Planète compromise ?

L’Union européenne et le trafic d’espèces sauvages

L’Union européenne et le trafic d’espèces sauvages

Chaque semaine, retrouvez Sophie Lemaître, Docteure en droit, experte des questions de corruption et d’environnement, pour comprendre comment la corruption et les crimes liés à l’environnement mettent en danger notre planète.

Aujourd’hui, Sophie Lemaître, vous allez nous parler du trafic d’espèces sauvages.

Tout à fait Laurence. Et pour commencer, une petite devinette : quelle est l’espèce animale la plus braconnée au monde ?

L’éléphant, pour son ivoire ?

L’éléphant fait effectivement partie du podium en troisième position. C’est le rhinocéros et le pangolin qui sont les animaux les plus prisés par les trafiquants. Au niveau de la flore, on retrouve le cèdre, le bois de rose, le bois d’agar ou encore le corail.

Pour quelles raisons les animaux sont-ils braconnés ?

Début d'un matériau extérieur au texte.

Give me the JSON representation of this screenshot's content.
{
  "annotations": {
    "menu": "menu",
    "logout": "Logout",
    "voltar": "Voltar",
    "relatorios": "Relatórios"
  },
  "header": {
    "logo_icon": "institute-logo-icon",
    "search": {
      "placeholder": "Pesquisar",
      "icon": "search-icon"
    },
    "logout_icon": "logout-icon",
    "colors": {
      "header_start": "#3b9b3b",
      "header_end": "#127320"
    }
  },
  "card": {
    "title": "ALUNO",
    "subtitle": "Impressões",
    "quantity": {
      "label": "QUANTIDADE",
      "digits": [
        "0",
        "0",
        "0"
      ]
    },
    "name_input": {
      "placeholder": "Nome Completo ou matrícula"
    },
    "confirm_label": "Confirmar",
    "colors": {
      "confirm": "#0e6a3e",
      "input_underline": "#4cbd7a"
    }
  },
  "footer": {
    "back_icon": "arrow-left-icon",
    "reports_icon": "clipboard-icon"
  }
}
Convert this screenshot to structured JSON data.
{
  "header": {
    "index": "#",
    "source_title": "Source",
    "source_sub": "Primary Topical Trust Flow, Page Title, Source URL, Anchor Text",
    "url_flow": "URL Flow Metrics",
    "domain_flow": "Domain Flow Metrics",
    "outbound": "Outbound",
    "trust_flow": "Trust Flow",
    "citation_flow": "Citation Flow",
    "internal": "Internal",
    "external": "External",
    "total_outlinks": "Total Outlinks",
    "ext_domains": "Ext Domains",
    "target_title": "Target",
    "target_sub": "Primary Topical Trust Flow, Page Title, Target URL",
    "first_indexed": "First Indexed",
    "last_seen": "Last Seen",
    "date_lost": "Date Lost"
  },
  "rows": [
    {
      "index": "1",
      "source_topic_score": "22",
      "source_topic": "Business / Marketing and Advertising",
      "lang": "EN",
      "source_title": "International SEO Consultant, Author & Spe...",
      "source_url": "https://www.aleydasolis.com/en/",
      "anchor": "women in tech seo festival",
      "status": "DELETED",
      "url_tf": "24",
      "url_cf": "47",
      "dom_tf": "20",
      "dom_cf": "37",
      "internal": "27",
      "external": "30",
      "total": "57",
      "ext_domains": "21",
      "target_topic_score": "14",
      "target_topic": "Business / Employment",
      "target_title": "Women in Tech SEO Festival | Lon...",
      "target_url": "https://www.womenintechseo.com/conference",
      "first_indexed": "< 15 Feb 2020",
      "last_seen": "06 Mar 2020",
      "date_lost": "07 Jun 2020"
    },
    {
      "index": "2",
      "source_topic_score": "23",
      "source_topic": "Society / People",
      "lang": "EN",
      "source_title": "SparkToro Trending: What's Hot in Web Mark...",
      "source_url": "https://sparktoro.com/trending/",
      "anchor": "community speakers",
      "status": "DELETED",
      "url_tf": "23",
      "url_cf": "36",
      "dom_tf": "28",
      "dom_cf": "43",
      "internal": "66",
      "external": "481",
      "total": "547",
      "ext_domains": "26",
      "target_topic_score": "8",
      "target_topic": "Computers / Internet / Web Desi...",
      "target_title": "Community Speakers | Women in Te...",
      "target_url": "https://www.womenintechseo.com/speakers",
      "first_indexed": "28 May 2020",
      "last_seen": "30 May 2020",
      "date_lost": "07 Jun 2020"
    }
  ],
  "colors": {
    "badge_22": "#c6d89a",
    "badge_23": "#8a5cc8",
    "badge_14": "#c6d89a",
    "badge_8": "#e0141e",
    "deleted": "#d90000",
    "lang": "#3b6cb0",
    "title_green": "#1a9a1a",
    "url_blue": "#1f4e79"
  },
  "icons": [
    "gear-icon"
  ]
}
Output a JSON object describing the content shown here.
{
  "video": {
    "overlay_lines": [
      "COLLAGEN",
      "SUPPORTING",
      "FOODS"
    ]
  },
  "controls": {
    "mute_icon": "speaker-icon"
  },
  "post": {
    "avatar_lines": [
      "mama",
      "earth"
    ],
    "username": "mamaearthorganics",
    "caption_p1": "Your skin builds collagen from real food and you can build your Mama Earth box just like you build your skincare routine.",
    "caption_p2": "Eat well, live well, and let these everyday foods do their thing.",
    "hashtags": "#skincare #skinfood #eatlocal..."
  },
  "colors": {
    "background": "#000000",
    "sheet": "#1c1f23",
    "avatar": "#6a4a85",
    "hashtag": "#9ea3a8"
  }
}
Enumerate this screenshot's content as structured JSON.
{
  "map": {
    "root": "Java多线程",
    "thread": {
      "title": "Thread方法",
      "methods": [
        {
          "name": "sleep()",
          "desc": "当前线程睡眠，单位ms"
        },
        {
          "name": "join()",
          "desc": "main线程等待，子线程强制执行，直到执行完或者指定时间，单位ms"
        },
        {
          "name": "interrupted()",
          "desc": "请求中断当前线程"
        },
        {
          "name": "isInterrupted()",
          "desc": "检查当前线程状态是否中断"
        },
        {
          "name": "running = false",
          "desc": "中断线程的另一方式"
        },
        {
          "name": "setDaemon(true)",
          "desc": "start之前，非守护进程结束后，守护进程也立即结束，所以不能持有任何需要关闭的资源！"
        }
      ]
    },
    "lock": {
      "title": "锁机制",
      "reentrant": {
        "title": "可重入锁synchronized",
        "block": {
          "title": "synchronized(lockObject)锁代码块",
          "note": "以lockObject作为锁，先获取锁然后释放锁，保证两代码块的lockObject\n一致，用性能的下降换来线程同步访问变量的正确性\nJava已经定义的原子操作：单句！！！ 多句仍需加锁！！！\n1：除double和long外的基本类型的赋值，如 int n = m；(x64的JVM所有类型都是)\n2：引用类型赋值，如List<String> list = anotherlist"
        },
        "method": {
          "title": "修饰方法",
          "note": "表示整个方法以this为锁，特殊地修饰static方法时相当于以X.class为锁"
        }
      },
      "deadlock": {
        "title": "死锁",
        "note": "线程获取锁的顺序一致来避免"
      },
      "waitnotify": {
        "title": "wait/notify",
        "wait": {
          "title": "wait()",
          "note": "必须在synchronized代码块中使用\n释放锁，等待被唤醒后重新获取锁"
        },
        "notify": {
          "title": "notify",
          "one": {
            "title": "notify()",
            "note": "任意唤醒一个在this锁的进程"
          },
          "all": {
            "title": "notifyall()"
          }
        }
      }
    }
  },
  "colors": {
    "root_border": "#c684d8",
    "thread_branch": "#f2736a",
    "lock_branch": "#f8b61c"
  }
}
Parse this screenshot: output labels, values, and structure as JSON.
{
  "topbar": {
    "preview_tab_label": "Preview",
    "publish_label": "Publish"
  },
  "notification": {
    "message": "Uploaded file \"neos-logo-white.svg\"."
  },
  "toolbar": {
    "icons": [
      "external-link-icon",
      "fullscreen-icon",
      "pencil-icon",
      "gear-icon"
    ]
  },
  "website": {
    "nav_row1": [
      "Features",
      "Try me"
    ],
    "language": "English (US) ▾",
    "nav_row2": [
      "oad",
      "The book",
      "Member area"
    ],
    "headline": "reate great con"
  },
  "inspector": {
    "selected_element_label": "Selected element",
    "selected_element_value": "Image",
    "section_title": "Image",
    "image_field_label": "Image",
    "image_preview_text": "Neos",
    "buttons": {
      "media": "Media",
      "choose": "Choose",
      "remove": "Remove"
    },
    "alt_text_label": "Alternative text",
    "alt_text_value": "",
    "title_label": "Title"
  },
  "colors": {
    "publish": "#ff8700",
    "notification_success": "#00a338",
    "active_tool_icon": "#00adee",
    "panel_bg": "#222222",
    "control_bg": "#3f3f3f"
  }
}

Pour la nourriture comme les ailerons de requins, les anguilles ou les ormeaux. Mais aussi pour la médecine traditionnelle. Par exemple, en Chine, il y a une croyance selon laquelle boire un bouillon contenant des écailles de pangolin aiderait les femmes ayant des problèmes de lactation. Dans d’autres pays, posséder ou offrir des cornes de rhinocéros, de l’ivoire ou encore un meuble fait à partir bois de rose est un marqueur d’un statut social élevé.

Quelle est l’ampleur du trafic d’espèces sauvages ?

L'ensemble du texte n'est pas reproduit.